Dans certaines villes, les gens doivent installer sur leur téléphone une application qui permet de retracer précisément où ils sont allés. En fonction du risque sanitaire de chaque citoyen, vert, jaune ou rouge, ces derniers savent s’ils sont autorisés à se déplacer ou s’ils doivent rester confinés. L’application est scannée lors de chaque déplacement. Avec le coronavirus, on a vu la capacité qu’a la Chine pour contrôler ses habitants. C’est assez impressionnant. En Europe, on se pose des questions sur les mesures à prendre. Ici, ça se fait de manière brutale car on ne discute pas les ordres. Le coronavirus inquiète le régime. On a vraiment senti sa force sur tout le pays. Ils parviennent à mobiliser des comités de quartier, le Parti communiste… Cette propagande s’exprime partout, au pied de chez moi, dans le métro, par des banderoles. Il y a un espèce de relent de Révolution culturelle qui est assez impressionnant.
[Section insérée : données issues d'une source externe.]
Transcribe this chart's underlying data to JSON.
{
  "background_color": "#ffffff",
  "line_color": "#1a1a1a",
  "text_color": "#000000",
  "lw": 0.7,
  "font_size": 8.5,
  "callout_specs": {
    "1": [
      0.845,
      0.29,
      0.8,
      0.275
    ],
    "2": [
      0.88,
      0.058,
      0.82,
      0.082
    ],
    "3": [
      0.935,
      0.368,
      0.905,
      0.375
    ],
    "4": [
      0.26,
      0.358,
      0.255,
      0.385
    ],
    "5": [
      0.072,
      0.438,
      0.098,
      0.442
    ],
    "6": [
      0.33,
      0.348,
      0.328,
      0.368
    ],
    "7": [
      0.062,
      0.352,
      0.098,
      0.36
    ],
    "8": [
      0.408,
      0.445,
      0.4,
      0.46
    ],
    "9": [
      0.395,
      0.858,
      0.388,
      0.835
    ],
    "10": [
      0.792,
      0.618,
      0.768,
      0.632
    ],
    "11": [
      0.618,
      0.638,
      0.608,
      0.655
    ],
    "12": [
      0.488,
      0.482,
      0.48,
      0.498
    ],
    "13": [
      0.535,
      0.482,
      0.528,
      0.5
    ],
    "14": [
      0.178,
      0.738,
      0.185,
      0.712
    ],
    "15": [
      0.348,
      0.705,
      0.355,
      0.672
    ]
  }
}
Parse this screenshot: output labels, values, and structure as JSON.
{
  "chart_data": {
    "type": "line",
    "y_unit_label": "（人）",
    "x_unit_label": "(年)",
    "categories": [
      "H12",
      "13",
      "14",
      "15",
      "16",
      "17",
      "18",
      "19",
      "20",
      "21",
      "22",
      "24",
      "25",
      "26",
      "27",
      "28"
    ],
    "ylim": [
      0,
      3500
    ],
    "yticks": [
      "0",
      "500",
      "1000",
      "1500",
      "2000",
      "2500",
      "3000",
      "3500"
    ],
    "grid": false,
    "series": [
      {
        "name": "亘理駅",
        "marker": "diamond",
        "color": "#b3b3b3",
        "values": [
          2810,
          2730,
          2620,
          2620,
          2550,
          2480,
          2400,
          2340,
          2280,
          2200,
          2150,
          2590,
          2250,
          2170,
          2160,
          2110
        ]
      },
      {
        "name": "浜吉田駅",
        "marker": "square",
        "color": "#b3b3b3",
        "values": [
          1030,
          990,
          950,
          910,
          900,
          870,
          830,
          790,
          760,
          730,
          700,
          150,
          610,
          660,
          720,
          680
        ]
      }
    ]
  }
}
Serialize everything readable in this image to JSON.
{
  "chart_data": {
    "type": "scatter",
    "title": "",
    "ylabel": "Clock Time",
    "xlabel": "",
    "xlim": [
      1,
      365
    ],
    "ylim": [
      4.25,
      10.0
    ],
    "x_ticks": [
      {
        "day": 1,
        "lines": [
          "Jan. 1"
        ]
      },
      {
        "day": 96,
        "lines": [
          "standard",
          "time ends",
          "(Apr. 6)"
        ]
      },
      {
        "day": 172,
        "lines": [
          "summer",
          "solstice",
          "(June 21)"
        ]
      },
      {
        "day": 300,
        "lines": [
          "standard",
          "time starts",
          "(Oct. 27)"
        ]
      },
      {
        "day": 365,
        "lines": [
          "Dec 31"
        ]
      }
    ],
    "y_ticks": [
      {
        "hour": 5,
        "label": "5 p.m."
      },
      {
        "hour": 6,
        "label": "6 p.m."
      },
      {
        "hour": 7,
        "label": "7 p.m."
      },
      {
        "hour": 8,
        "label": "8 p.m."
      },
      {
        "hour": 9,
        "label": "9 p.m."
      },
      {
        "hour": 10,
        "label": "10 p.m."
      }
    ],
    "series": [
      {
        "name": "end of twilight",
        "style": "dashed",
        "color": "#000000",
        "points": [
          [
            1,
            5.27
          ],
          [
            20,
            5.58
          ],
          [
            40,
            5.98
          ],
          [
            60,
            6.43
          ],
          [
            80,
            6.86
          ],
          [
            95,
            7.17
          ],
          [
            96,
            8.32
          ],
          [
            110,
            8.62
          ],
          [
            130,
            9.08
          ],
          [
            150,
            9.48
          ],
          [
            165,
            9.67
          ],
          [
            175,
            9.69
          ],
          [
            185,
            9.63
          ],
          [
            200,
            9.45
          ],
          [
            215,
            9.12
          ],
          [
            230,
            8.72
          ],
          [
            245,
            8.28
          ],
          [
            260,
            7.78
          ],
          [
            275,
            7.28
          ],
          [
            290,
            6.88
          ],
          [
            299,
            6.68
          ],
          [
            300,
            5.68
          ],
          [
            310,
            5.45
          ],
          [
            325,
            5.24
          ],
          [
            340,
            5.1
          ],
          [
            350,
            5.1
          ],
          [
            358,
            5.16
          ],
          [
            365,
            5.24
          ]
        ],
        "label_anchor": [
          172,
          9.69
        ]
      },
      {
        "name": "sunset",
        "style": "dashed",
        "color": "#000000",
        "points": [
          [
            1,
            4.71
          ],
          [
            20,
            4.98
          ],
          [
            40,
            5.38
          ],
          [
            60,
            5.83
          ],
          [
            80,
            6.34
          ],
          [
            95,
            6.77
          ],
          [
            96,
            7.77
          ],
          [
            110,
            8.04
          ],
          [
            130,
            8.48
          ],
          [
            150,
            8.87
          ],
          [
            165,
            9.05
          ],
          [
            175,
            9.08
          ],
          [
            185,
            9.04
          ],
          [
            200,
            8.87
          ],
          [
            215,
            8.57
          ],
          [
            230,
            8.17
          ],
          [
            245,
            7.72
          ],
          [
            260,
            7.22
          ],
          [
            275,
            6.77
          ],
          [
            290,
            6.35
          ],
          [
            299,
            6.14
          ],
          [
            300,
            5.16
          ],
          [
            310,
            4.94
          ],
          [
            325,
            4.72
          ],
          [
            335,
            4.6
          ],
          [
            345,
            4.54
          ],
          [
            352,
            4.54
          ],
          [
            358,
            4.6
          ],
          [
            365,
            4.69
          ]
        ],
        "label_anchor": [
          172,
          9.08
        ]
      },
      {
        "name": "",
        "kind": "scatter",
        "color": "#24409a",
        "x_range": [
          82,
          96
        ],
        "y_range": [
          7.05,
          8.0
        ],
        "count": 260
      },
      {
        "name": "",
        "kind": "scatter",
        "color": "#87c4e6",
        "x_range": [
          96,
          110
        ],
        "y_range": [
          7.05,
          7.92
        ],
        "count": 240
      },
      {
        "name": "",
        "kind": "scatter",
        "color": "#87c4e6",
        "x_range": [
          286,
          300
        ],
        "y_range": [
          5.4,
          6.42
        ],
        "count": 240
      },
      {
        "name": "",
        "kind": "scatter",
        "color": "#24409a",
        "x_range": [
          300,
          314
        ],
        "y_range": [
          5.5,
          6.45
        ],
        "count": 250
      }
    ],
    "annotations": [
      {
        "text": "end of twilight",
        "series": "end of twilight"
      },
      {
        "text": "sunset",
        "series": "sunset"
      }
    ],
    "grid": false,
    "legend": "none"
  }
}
Vous rappelez justement le rôle des citoyens qui ont osé parler pour montrer la réalité…
Dans ce film on essaie de raconter comment des journalistes citoyens, au péril de leur vie, essaient de raconter ce qu’il se passe dans les hôpitaux et comment le couperet du régime est tombé. Ils ont été arrêtés ou ont disparu… On ne sait pas trop. Il y a aussi le cas de Li Wenliang, le médecin qui a révélé l’épidémie dès les premiers jours. Il a été arrêté, blanchi et est mort du virus. Ça a été un vrai électrochoc dans l’opinion publique chinoise. Les gens se sont rendu compte qu’on leur cachait des choses. On savait que le régime n’était pas particulièrement ouvert à la critique ou à la libre discussion, mais là on a été surpris par l’ampleur de ce phénomène.
Comment les Chinois vivent-ils cette période ?
C’est comme dans la série The Walking Dead ( série sur le quotidien d’un groupe de morts-vivants, NdlR ). La catastrophe est là mais on ne la voit pas. Tout le monde a disparu de la surface de Pékin pendant plusieurs semaines et dans de nombreuses villes. Les gens ne sortent pas, il y a une paranoïa, ils portent tous des gants et des masques et parfois des tenues de protection. Il y a des gens assez cools, d’autres sont équipés comme pour aller sur la Lune, c’est assez étonnant.